Which is why this area of experience is so tricky, and so potentially misleading - and why spiritual opening and true seeing result not from ever more intellectually based conceptualisation, but from dropping all of our belief in our ability to see 'truth', and hence to pro-actively act to control and determine an optimum path for our lives.

Its instead taught we should leave it to Spirit, Grace or whatever to tee up the required life experience, insight and intuition.

If we can't do this we end up manifesting what we believe (think we want, what we fear, whatever) anyway - the trouble then though is that it's not what we actually need for us to grow.

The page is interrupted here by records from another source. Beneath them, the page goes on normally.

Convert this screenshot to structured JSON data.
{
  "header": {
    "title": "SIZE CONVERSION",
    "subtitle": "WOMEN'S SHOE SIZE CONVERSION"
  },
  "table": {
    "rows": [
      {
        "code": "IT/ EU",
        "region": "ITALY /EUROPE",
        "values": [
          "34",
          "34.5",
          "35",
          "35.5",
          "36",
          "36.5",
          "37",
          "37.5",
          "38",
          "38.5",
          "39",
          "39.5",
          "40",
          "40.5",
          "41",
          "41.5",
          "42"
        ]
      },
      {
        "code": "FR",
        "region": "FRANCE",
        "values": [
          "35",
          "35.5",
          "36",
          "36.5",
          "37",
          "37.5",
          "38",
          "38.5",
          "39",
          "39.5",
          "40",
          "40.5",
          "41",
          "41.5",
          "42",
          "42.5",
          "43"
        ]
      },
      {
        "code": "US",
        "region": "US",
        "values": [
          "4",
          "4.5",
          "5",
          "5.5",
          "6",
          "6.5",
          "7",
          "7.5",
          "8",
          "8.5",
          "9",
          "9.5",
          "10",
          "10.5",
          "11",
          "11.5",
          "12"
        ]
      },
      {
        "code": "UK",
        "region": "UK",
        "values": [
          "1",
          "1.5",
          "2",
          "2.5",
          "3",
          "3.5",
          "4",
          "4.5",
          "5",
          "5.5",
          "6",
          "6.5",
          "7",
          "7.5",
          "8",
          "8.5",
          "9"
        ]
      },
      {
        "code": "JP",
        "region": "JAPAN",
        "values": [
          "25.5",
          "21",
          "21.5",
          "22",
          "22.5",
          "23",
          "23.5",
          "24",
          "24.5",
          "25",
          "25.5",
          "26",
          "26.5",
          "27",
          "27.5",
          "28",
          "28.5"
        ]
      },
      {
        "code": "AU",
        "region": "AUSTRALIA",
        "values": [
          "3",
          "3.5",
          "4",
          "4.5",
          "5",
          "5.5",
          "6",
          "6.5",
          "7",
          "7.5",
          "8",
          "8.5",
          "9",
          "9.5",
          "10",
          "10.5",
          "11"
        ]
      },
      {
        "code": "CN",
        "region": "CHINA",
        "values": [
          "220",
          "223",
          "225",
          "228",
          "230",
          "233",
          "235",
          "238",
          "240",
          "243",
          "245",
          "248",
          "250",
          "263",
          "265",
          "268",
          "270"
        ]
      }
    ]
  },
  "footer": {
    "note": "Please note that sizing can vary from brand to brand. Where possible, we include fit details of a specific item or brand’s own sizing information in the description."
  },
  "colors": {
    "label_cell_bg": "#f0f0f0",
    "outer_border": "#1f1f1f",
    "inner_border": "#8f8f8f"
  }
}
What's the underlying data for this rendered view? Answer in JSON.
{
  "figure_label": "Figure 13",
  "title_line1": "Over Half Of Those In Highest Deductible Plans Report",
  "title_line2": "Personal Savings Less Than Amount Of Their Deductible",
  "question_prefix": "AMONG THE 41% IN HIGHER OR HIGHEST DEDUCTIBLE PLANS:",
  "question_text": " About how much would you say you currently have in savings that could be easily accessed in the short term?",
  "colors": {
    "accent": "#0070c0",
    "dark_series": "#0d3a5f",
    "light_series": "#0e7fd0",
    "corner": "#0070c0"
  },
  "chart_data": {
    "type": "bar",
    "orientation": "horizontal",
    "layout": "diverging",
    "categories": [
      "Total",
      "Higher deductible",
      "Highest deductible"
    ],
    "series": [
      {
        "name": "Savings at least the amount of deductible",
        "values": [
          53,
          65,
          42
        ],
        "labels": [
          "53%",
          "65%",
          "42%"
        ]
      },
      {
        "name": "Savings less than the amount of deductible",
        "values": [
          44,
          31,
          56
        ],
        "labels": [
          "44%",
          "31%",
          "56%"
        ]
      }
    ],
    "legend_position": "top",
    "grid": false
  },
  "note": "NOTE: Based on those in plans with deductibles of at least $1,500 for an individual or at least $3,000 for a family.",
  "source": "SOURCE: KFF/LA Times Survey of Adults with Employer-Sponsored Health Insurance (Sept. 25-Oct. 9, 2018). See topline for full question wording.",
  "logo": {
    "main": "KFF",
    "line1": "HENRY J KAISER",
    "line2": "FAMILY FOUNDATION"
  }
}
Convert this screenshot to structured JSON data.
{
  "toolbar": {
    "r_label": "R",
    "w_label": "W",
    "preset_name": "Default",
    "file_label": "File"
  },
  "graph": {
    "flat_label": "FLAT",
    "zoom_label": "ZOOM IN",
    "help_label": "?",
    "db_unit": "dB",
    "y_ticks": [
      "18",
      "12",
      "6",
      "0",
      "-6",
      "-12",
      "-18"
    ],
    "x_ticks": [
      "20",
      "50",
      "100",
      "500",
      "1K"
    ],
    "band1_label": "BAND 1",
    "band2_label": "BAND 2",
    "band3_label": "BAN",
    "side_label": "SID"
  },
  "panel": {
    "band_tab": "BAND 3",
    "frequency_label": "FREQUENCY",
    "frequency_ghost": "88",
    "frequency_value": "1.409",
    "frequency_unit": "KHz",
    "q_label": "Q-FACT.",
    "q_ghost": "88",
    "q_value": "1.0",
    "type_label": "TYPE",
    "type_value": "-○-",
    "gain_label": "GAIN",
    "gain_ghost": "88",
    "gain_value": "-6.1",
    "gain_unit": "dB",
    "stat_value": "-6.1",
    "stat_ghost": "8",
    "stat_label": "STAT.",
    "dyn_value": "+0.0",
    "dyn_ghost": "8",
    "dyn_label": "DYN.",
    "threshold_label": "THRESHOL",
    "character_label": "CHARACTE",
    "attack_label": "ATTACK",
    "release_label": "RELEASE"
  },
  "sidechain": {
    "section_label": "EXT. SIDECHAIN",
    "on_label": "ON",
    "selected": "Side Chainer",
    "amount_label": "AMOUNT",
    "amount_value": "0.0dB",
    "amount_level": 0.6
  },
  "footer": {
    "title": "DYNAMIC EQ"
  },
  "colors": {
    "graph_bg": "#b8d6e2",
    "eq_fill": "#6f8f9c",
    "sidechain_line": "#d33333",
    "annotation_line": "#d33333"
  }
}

That's not to say we should switch off, it actually takes enormous openness, bravery and faith to open in this way and stop fighting what we fear, and chasing that which we think we desire - but the point is that our part of the bargain is to cultivate an appropriate faith, trust and receptivity, as well as the insight required to (even if only retrospectively) see the good as well as the tough bits of this path...

:P Pardon my using this topic to illustrate a point i've been on about for a while, but i get nervous at the idea that the afterlife is some sort of definitive alternative reality to be explored as an end in itself - our conditioning leaves us very inclined to head down this road...

Title: Re: "The Journey of Robert Monroe" by R Russell
Post by Vee on Aug 30th, 2009 at 6:53pm
With regard to Russel's book, I wanted to mention that I had read it before attending Gateway, and while there we met two or three of Bob Monroe's relatives. While chatting with her I remembered something from the book about her and someone else in the family, and she was dismayed and angry that I knew that stuff...she demanded to know how I knew it? I told her it was in a book about TMI, I was so surprised I couldn't think which book it was, but then later I remembered it was Russel's biography. It made me think...when we are little and people write about us and then we grow up and find people who are strangers know things about us, kind of private things really, that we thought were private, it must be a bit of a shock. Anyway, just thought I would mention that. I would be more sensitive if I were at TMI again and met any of the family mentioned in any of the books. Doesn't really pertain to the topic of this thread though! Sorry.  Vee

Title: Re: "The Journey of Robert Monroe" by R Russell
Post by spooky2 on Aug 30th, 2009 at 10:35pm
It's a good book, I couldn't put it aside until I finished it. Some amusing and astonishing details. (And on the cover the best photography of RAM I've ever seen)

I share Vajra's and Thomas' thoughts about Bets' question, but like to note Monroe's own experiences of course couldn't have stemmed from TMI "tradition", as he started it, and this OBE thing happened unexpectedly to him. As a whole, many details of what he reported isn't part of any tradition or common belief system I heard of, and that's what I found such credible when I read his books; it surely was something different than the esoteric stuff influenced mostly by Theosophists I had read before. So, it's something like a fresh approach to spiritual matters, although of course it's still RAM's approach, and we don't know to what extent it's objective or subjective. Following RAM's traces one can still use it as a path of exploration which at some point one can leave, once an own path is discovered.